Burn your power cables in PROPERLY with Haglabs Frycorder


I have thousands of hours on my Nordost Heimdall2 power cables. And I put in new Gigawatt inwall wiring over 12 months ago, so hundreds if not thousands on that.

I now know I (and probably most audiophiles here) never had my power cables or power lines burned in, not even close. Because this cheap $300 product by Hagerman Audio Labs, the Frycroder2, has blown me away with only 18 hours on it so far.

A little box you just plug into the end of each power cable. It creates a series of oscillating waveforms, supposedly it burns in the power line all the way back to the first utility transformer.
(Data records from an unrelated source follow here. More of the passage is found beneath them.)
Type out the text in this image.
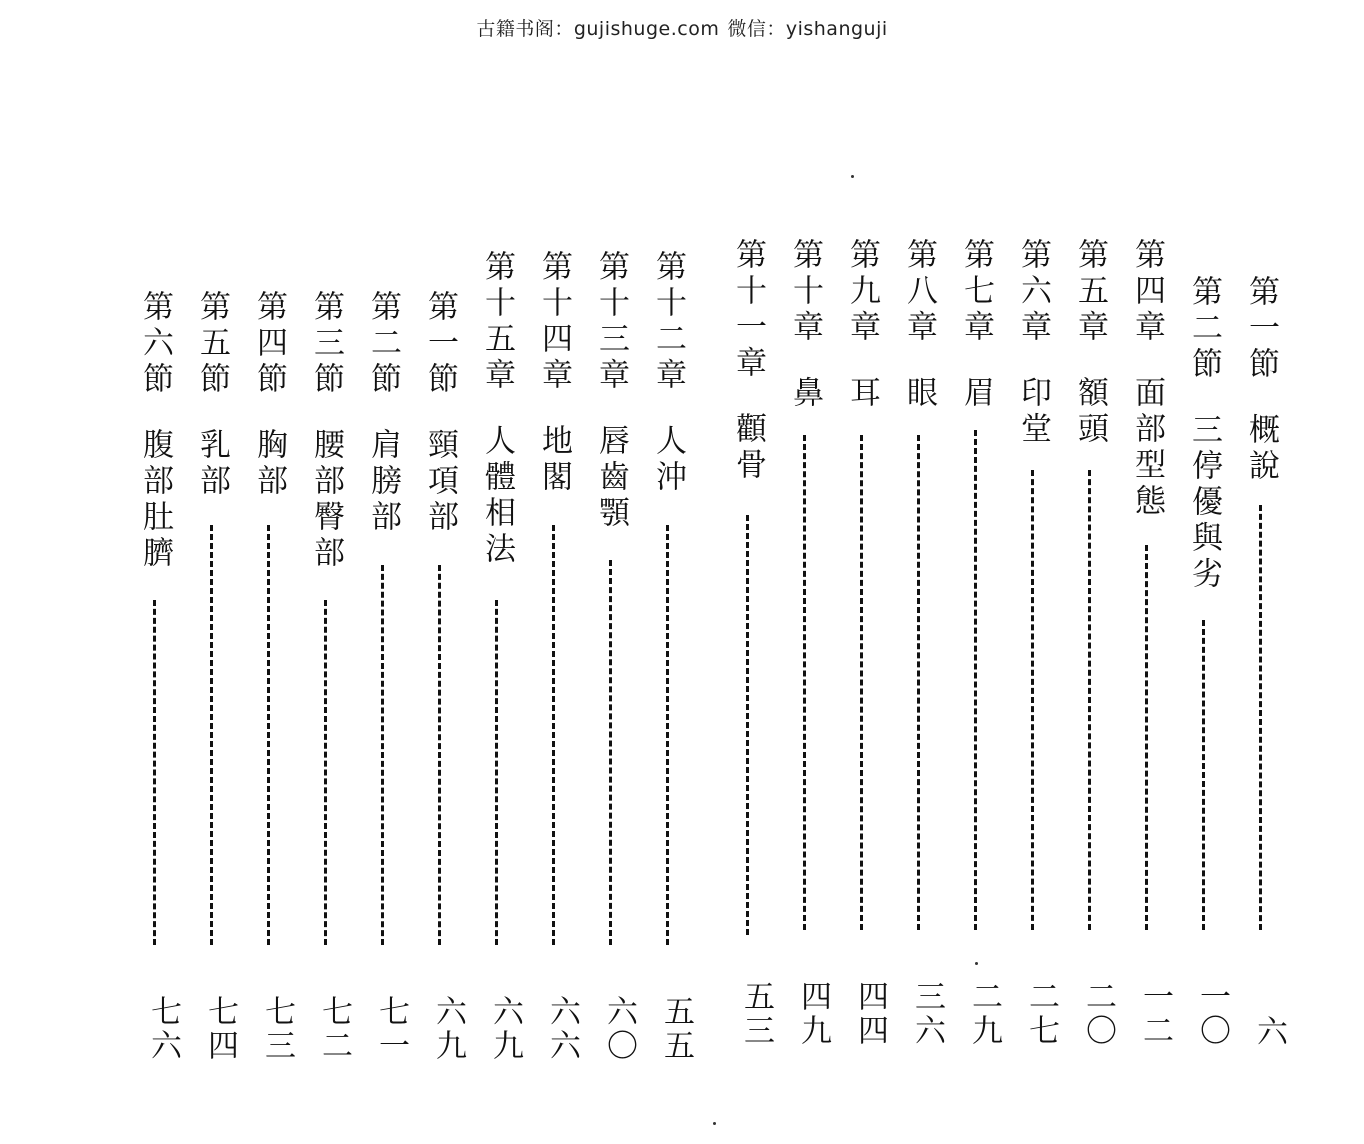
古籍书阁：gujishuge.com 微信：yishanguji
第一節概說
六
第二節三停優與劣
一〇
第四章面部型態
一二
第五章額頭
二〇
第六章印堂
二七
第七章眉
二九
第八章眼
三六
第九章耳
四四
第十章鼻
四九
第十一章顴骨
五三
第十二章人沖
五五
第十三章唇齒顎
六〇
第十四章地閣
六六
第十五章人體相法
六九
第一節頸項部
六九
第二節肩膀部
七一
第三節腰部臀部
七二
第四節胸部
七三
第五節乳部
七四
第六節腹部肚臍
七六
Who knows if that's true, but already there is a large reduction in hash and grain, more black background e.t.c all the usual subtle things you get with burn in, but seemingly amplified 10x than normal.

I'm going to give each power cable at least 48hrs, so will take a 2 weeks to do and get a full picture after that, but already at this early stage I am a convert and Jim Hagerman is a genius.

https://www.haglabs.com/collections/break-in-devices/products/frycorder2-power-cord-burn-in-generator

agisthos

I have always been told by several high-end cable manufacturers, that you shouldn't use these types of burn-in devices.  I never have and never will.  YMMV.

Not sure I would trust "high end" cable manufacturers more than than this down to earth designer.

@corelli So the speaker wire re-distributors (I won't say manufacturers because they manufacture nothing) tell you that such a product should not be used on their wire, and yet you believe some hokey pseudo-scientific word salad slinger that says "buy my stuff  'cos I say it works"?  No wonder the high end audio accessory snake oil industry is doing so well.

 

I'm confused, or curious, with terms such as 

hash, grain, black background etc. Through horns

at 103 to 105 db my rig is quiet as a church mouse, 

as a graveyard, blacker than an Indigo inkwell.

Or so I hear, or don't hear it being this way. How does

one find out if their apparent "black background" system

can be made even "blacker"? Throw more money to a problem

than doesn't seem to exist?

@kckrs if you are so confused, do not worry, there is a forum for you called ASR, but I'm sure you know that already.